UNESP s. port 2007 – Questão 78

Linguagens / Inglês / Text Comprehension / Extract important information from the text
Meltdown: the Alps under pressure (Excerpt 2)
“High-altitude regions seem to be more sensitive to the climate warming, and the retreat of glaciers is one sign,” says Martin Beniston, a climate specialist at the University of Fribourg, Switzerland. “During Roman times it was even warmer than it is now. From Val-d’Isère to Zermatt, people could cross passes where they go glacier skiing now. But today it’s the speed of warming that concerns us the most. It’s very rapid.” How rapid? Scientists estimate that the Alps have lost half their glacier ice in the past century, 20 percent of that since the 1980’s; glaciers in Switzerland have lost a fifth of their surface area in the past 15 years. 
As temperatures rise, so does the snow line. Sooner or later some ski centers will be stranded, and their towns will shrivel away. And rockfalls, only an occasional hazard in earlier times, are increasing, endangering communications towers and radio installations, not to mention the occasional human.
“What if there weren’t any more skiing?” I asked Karin Thaler, a university student from Oberndorf, near Kitzbühel in Austria.
She stared at me, thunderstruck. “That would be horrible,” she stammered. “Everyone has something to do with skiing. A winter without tourists? It wouldn’t be possible.”
This is why the owners of the Pitztal ski resort and other sites are paying serious money to wrap their glaciers (some $121,000 a year for the Pitztal Glacier alone).
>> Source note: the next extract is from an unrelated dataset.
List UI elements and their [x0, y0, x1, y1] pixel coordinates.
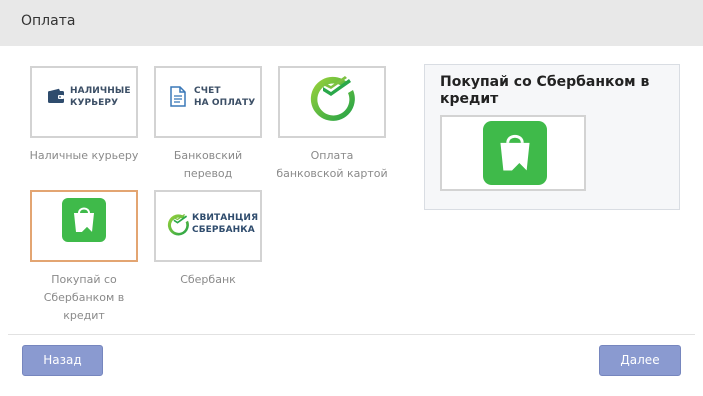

They foresee a day when high-altitude glacier ski areas will be the only ones that can reasonably count on enough snow to stay open.
“We’re businessmen,” said Willi Krueger of the Pitztal resort, which sits above 9,000 feet. “If I were investing, I wouldn’t invest in any ski area lower than 5,500 feet.” Yet ski areas are still being developed throughout the Alps. And with them come roads, hotels, and ski lifts that can carry 1,800 people an hour.
Then there is the problem of snowfall. Global warming is making the snowfall less predictable. Sometimes there’s a lot, sometimes too little, and it doesn’t always come when you call it. Artificial snow is one of those solutions that just creates more problems. “If a resort wants people skiing in spring, it has to make the snow cover last longer,” said Ulrike Petschacher of the World Wildlife Fund in Innsbruck. “But this damages the plants and disturbs the water cycle.”
(By Erla Zwingle, National Geographic, February 2006.)
Indique a alternativa correta.
a) Segundo Martin Beniston, regiões de altitudes elevadas parecem ser mais sensíveis ao aquecimento climático, como se pode verificar pelo aumento das geleiras nessas áreas. Por isso, ele prevê que as estações de esqui estarão irremediavelmente falidas em breve.
b) Devido ao aquecimento global, donos de estações de esqui, como os de Pitztal, estão investindo grandes quantias para proteger as geleiras. Eles também acreditam que essas medidas tenham efeito no controle da quantidade de neve que cai a cada ano.
c) Donos de estações de esqui, como os de Pitztal, têm investido seriamente na proteção das geleiras e no controle da quantidade de neve que cai a cada ano, pois querem garantir que seja possível esquiar também na primavera.
d) A grande preocupação atual não está no degelo, em si, mas na velocidade do aquecimento global que o provoca. Cientistas calculam que os Alpes perderam 50% de suas geleiras no último século.
e) A velocidade do aquecimento global tem preocupado, seriamente, cientistas, universitários e donos de estações de esqui. Juntos, eles têm investido mais de $121.000 por ano para garantir a continuidade da prática do esqui a 9.000 pés de altitude.